路过德州的时候,当地官员,调拨钱粮,征召民力,修了一座华丽的楼阁,用以接驾。当然,若仅是如此,刘承佑虽然会责备一句铺张浪费,并告诫一番,警告后人,也就罢了,毕竟是地方的一份心意,他又不是完全不近人情。
然而,邀宠献媚不说,还以奉驾为名,募集钱粮,并邀城中富户大族进献珍奇,以装饰行在。在这个过程中,自然也没能少了贪墨以及权钱交易之事。有的人,脑袋瓜子却是不够灵敏,又或者是天下渐渐太平,国家不再那么穷困,太多官员已忘记了皇帝早年的节俭。

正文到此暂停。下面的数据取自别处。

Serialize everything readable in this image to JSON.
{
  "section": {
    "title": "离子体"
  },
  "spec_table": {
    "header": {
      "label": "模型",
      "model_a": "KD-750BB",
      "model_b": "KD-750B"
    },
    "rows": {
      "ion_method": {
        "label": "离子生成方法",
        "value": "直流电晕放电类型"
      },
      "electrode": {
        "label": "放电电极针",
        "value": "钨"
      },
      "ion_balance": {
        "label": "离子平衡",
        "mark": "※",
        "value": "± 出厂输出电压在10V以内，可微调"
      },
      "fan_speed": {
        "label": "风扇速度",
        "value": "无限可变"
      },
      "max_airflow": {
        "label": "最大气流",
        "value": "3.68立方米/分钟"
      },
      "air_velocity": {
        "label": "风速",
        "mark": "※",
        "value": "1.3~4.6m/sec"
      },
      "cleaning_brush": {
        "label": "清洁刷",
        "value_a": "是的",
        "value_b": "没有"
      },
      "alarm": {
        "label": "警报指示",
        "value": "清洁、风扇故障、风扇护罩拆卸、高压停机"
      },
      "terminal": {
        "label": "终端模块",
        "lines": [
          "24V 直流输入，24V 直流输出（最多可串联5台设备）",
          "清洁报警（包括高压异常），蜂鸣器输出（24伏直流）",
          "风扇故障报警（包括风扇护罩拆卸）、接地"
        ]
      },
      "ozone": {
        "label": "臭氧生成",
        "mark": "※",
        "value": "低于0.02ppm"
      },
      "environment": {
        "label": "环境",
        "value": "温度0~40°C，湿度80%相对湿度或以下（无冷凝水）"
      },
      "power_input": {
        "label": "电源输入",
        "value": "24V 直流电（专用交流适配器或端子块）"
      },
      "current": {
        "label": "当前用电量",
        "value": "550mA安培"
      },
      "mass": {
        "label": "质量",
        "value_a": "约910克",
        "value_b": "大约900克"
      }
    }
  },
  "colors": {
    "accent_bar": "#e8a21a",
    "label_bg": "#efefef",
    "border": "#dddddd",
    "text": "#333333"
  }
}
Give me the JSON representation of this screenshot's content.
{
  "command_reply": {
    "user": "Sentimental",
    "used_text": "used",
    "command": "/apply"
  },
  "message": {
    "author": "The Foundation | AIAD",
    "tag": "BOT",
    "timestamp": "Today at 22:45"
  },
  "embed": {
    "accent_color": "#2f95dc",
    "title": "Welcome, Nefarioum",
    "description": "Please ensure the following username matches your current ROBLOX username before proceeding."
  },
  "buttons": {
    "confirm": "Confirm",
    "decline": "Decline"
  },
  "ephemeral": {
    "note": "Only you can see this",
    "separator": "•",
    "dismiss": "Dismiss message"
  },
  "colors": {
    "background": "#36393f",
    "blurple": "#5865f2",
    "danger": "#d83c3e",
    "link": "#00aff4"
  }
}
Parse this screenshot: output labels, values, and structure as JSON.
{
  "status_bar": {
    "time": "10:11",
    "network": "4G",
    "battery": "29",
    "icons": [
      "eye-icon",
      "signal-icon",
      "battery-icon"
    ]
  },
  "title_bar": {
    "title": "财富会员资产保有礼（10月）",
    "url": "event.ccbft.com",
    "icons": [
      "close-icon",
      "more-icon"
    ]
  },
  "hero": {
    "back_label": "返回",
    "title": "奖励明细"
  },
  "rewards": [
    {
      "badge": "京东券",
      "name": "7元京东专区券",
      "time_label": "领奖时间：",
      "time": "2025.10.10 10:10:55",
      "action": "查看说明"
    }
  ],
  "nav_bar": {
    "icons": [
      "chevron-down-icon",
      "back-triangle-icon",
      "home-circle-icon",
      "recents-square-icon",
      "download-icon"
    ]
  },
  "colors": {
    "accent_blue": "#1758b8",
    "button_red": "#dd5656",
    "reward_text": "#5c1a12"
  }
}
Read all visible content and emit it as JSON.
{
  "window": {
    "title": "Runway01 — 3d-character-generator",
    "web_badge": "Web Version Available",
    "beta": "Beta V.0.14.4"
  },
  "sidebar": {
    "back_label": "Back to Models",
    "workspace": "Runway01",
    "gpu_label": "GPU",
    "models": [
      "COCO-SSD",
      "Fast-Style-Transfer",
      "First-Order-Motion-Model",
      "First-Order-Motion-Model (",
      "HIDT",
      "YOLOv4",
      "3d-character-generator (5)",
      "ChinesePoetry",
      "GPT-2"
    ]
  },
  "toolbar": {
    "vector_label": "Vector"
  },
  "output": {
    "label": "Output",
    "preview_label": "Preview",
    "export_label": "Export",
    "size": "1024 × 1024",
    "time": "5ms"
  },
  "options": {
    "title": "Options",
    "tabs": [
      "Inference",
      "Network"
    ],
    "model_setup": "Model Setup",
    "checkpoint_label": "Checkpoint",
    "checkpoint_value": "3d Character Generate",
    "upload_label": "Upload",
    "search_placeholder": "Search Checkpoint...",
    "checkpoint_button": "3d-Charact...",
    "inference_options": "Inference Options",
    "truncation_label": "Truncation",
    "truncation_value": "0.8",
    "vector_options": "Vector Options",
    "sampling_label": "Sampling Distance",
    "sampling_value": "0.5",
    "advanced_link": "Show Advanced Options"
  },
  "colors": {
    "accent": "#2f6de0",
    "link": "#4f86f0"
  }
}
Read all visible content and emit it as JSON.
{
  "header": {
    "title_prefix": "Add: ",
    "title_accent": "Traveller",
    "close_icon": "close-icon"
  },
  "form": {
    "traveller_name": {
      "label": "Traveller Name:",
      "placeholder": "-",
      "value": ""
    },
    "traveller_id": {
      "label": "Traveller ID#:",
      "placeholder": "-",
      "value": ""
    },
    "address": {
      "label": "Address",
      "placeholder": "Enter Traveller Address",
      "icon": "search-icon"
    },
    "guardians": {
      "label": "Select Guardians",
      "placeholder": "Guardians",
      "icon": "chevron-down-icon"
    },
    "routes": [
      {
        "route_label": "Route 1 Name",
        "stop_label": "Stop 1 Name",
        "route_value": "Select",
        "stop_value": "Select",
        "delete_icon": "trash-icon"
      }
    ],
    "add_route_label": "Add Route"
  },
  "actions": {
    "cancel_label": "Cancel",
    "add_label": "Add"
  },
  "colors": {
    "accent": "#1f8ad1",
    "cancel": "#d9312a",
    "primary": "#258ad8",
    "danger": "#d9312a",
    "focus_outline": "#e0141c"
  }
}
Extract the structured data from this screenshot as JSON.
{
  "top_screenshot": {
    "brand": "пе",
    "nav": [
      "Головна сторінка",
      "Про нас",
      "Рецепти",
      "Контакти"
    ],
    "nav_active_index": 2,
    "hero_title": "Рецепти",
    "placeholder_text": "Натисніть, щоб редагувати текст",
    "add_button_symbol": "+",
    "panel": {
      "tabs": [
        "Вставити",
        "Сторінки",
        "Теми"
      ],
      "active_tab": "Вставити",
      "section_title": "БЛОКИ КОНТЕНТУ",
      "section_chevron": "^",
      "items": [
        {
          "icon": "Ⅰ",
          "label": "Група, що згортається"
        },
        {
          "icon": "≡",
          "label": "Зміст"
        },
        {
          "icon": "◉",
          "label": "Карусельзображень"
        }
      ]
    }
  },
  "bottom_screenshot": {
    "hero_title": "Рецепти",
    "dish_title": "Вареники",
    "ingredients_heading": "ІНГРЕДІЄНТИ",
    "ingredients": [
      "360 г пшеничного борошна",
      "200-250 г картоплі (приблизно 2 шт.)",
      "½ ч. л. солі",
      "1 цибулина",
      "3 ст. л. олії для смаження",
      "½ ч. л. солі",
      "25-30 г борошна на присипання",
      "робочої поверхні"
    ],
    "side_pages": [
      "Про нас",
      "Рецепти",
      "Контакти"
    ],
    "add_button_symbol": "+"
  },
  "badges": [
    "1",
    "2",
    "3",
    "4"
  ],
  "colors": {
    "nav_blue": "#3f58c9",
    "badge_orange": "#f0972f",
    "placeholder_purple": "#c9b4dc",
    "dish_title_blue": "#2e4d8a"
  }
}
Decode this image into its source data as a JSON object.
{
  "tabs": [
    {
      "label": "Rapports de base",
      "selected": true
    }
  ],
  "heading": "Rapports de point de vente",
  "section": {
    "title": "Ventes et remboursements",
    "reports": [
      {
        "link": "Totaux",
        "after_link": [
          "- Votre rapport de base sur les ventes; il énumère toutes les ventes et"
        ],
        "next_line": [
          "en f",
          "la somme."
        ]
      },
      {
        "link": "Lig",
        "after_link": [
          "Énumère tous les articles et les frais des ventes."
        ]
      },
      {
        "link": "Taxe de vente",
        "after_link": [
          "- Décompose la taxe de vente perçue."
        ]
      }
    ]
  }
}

德州事的结果,狠狠地震慑了一干人。知府被刘承佑责了个“昏官”的评价,被罢官免职,涉事职吏,多有惩处,情节严重者,直接斩首。事实上,德州知府,是有些冤的,只能怪他运气差,受人蛊惑,龙屁没拍对地方,成为了被杀的一只鸡。
德州与沧州中间隔着一个景州,但那里的情况,早早地便传到清池。前车在前,楚昭辅这后车,自然要当心了。